LINQ: a set of extensions to the .NET Framework that encompass language-integrated query, set, and transform operations. It extends C# and Visual Basic to support queries and provides class libraries to take advantage of these capabilities.
A link: http://msdn.microsoft.com/en-us/library/bb308959.aspx

Dryad: A distributed execution engine for data-parallel applications. Its role is similar to MapReduce to some extent.
http://baijia.info/showthread.php?tid=203

DryadLINQ: a framework that generates Dryad computations from the LINQ Language-Integrated Query extensions to C#

A DryradLINQ program uses of LINQ expressions to perform side-effect-free transformations on datasets, and can be written and debugged using standard .NET development tools. So using a DryadLINQ program is more convenient, since it can automatically and transparently translates the data parallel portions of the program into a distributed execution plan which is passed to Dryad execution platform.

The basic idea of DryadLINQ is running on .NET environment, first the user uses LINQ to specify the tasks they want to do and then DryadLINQ compile the LINQ expressions into a distributed Dryad execution plan which can be executed directly on Dryad. When Dryad finished running the task, it first writes the results to the output tables. Then DryadLINQ system created the local DryadTable objects encapsulating the results. In this case, the user can read the contents as .NET objects that stored in DryadTables. So, from the users' point of view, they do not need to take care of the complicate process of scheduling, distribution, and fault-tolerance steps. This is more friendly for users.

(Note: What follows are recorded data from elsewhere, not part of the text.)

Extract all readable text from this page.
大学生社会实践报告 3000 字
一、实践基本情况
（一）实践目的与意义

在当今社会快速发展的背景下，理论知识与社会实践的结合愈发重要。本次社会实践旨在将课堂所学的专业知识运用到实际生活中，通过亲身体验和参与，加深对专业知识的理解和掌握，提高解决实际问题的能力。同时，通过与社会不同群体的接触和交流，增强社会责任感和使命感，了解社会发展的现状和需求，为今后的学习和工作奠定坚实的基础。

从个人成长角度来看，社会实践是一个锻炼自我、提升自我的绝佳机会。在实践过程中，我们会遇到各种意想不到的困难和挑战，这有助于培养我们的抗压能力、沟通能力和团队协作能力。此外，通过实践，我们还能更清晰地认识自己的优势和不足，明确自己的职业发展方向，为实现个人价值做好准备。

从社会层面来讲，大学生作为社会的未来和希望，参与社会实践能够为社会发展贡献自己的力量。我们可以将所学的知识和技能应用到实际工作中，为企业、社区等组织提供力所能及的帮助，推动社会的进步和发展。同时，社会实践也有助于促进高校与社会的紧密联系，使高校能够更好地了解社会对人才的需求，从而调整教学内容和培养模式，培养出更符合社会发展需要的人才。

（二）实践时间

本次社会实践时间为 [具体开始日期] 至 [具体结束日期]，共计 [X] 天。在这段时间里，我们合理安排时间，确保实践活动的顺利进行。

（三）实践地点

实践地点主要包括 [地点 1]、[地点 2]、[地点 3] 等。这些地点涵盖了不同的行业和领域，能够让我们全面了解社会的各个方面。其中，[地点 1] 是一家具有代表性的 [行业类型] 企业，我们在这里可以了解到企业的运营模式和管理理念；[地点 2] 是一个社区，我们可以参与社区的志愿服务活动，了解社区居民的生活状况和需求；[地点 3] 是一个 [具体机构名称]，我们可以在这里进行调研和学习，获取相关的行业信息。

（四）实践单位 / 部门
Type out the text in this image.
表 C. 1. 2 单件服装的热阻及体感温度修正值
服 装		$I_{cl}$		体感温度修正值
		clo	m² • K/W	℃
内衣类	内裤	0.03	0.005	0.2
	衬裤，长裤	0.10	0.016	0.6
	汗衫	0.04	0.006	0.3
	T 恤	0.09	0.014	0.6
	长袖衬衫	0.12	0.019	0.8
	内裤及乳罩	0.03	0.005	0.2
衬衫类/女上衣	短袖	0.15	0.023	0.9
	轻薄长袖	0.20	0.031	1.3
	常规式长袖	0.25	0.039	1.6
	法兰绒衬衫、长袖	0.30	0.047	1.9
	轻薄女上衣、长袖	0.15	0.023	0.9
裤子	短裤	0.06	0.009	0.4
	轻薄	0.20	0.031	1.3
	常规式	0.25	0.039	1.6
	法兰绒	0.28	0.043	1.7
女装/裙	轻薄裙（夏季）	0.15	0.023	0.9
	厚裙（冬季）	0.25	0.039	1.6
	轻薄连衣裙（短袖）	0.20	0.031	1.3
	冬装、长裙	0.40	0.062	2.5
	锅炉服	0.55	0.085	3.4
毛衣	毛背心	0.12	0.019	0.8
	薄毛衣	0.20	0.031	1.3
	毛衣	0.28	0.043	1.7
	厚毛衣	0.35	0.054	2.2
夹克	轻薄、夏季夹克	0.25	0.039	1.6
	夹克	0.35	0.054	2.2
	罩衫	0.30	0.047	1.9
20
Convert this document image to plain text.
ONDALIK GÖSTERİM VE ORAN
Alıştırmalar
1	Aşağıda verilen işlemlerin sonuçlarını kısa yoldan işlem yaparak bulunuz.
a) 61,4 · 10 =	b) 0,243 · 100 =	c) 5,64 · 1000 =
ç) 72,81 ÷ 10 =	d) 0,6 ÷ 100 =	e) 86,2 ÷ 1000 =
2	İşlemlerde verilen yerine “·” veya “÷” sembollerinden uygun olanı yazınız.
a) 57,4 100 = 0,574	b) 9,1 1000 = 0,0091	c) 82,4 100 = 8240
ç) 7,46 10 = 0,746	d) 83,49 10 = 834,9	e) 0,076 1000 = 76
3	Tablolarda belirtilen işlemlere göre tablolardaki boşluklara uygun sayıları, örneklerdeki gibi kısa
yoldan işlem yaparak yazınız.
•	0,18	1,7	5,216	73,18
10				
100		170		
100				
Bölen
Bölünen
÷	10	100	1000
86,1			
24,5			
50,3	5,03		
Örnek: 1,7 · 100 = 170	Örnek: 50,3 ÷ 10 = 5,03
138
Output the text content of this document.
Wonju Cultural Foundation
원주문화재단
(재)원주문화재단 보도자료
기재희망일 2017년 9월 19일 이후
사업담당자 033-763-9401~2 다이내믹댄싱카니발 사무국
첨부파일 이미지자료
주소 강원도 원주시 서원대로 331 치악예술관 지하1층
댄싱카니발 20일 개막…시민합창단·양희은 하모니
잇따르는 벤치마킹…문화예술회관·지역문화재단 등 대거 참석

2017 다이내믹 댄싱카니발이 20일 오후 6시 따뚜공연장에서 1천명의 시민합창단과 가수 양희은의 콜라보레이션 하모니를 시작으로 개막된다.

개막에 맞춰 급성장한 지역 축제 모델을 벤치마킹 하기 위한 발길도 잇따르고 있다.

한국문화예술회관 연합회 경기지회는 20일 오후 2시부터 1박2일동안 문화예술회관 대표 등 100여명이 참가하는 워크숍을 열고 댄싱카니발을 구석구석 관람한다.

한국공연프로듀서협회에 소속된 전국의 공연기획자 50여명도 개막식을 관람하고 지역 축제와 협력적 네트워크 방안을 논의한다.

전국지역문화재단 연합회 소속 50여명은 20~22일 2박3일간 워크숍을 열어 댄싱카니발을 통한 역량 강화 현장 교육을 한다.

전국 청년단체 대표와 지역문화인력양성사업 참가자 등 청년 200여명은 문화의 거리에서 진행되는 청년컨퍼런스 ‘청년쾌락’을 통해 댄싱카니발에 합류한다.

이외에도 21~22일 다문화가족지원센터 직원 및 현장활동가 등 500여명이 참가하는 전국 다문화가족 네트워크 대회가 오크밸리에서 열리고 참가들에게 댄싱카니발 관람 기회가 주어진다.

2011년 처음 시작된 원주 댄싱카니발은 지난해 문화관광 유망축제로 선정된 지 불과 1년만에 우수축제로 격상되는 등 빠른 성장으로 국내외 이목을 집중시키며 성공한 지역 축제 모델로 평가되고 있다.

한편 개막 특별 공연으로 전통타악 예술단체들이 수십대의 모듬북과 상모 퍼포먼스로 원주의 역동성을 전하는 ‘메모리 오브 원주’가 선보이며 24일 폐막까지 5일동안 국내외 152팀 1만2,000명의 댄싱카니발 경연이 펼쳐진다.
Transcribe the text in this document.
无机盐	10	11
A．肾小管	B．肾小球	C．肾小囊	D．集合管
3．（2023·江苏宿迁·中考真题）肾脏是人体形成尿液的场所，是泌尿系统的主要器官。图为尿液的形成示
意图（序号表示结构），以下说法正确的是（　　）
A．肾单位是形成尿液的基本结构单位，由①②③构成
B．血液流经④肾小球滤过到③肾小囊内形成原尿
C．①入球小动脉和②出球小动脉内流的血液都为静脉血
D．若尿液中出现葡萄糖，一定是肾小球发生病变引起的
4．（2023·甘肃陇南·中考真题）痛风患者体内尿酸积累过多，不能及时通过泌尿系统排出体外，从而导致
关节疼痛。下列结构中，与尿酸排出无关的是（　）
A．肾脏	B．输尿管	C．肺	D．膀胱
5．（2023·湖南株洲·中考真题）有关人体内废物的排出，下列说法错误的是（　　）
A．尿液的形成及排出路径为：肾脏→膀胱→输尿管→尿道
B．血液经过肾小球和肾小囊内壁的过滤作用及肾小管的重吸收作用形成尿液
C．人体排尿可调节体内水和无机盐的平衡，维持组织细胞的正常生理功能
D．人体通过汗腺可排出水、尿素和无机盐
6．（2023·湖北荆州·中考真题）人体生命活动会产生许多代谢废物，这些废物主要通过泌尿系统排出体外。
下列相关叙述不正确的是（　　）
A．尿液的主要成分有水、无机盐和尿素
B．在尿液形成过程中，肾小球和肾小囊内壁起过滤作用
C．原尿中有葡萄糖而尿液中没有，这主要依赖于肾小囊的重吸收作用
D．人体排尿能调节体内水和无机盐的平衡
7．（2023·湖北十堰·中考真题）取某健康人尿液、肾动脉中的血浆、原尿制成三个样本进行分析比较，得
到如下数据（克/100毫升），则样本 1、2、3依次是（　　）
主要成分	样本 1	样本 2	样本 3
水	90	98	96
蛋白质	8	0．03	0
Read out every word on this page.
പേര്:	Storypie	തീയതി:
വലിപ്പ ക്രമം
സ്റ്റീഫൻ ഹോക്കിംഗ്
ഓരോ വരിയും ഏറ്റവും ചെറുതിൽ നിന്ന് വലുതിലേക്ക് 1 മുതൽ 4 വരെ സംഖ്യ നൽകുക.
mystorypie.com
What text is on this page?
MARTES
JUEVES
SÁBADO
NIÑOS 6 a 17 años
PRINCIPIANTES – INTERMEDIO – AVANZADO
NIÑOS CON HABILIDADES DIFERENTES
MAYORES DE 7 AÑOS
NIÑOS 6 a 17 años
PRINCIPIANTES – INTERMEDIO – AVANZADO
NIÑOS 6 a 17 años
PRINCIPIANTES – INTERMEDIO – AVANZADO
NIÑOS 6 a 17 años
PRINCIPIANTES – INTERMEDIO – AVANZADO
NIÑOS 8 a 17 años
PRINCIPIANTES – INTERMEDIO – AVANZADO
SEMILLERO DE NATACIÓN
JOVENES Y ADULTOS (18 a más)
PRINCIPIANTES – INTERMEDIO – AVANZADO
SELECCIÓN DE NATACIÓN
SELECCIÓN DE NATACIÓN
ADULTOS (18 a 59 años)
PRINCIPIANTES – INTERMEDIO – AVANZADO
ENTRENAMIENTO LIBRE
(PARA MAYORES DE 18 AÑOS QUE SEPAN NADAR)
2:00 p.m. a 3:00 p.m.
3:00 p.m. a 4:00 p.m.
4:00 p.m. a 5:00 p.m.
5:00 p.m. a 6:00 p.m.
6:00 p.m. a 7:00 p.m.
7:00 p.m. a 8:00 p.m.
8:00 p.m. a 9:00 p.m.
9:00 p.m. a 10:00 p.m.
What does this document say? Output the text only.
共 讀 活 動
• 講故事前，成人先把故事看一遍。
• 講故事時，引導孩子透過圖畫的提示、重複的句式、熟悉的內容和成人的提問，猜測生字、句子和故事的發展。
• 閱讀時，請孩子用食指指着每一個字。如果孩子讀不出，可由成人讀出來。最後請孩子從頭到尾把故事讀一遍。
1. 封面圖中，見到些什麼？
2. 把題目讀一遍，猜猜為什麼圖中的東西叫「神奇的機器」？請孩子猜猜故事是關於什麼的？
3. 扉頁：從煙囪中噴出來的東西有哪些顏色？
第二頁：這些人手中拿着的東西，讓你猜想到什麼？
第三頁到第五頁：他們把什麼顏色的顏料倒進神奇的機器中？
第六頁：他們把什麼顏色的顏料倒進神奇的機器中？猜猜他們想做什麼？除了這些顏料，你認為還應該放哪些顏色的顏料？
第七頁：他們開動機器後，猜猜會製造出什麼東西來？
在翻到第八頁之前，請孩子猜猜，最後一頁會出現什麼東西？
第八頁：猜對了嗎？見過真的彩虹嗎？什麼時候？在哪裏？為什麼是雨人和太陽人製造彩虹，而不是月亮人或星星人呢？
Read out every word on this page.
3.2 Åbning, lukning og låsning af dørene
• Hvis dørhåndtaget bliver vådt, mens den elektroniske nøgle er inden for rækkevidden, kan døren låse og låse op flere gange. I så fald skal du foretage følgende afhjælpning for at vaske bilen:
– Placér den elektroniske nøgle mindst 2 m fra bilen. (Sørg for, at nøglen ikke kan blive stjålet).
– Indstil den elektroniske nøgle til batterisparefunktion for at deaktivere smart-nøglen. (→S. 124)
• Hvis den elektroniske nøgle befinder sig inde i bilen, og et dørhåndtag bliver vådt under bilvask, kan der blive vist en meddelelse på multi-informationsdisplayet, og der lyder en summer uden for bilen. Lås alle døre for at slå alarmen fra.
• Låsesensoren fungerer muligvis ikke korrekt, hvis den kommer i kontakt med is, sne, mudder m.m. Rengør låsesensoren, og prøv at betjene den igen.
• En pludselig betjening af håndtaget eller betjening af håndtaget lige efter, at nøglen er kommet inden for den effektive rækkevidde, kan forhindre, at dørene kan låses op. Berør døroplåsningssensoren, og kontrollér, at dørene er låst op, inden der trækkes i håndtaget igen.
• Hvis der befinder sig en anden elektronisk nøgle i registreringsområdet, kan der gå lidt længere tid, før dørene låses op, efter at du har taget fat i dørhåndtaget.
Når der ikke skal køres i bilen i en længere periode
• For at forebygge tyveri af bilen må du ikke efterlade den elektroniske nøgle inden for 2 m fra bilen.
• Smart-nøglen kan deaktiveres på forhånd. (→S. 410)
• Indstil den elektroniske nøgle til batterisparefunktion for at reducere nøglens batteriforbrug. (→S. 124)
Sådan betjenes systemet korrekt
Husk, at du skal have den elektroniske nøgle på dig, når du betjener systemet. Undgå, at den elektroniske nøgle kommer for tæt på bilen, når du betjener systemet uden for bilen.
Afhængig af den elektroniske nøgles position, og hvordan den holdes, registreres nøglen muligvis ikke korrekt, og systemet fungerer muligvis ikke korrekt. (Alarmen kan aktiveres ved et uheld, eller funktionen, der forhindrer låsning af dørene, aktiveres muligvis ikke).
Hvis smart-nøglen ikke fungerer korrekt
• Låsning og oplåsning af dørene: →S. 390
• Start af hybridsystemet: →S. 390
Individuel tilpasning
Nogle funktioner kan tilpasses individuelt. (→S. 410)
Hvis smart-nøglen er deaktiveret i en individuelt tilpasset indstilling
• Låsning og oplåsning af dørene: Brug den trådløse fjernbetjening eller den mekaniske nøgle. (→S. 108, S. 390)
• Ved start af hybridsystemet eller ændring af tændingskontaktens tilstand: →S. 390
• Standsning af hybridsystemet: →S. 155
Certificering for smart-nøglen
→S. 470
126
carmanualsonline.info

The experiments done in the evaluation part of this paper is representative. Especially, it compares DryadLINQ to Dryad, and shows the preformance of DryadLINQ is just a little worse than Dryad, while providing a great programming interface to users.

Hence, DryadLINQ is gives Dryad added values. Though Dryad is flexible, its graph vertexes arrangements can not be dealt with by casual users. Comparing to MapReduce, Dryad is more complex. Thus, DrayLINQ actually compensate this disadvantage of Dryad.

(laxab, lingu)
Liu,Peng (lpxz3141) will present this one.
(08-05-2009 11:23 PM)lingu Wrote: [ -> ]Y. Yu, M. Isard, D. Fetterly, M. Budiu, Ú. Erlingsson, P. K. Gunda, and J. Currey. DryadLINQ: A system for general-purpose distributed data-parallel computing using a high-level language. In Proceedings of the 8th Symposium on Operating Systems Design and Implementation (OSDI), December 8-10 2008
To clarify some definitions first (since I was fuzzy about these definitions personally...)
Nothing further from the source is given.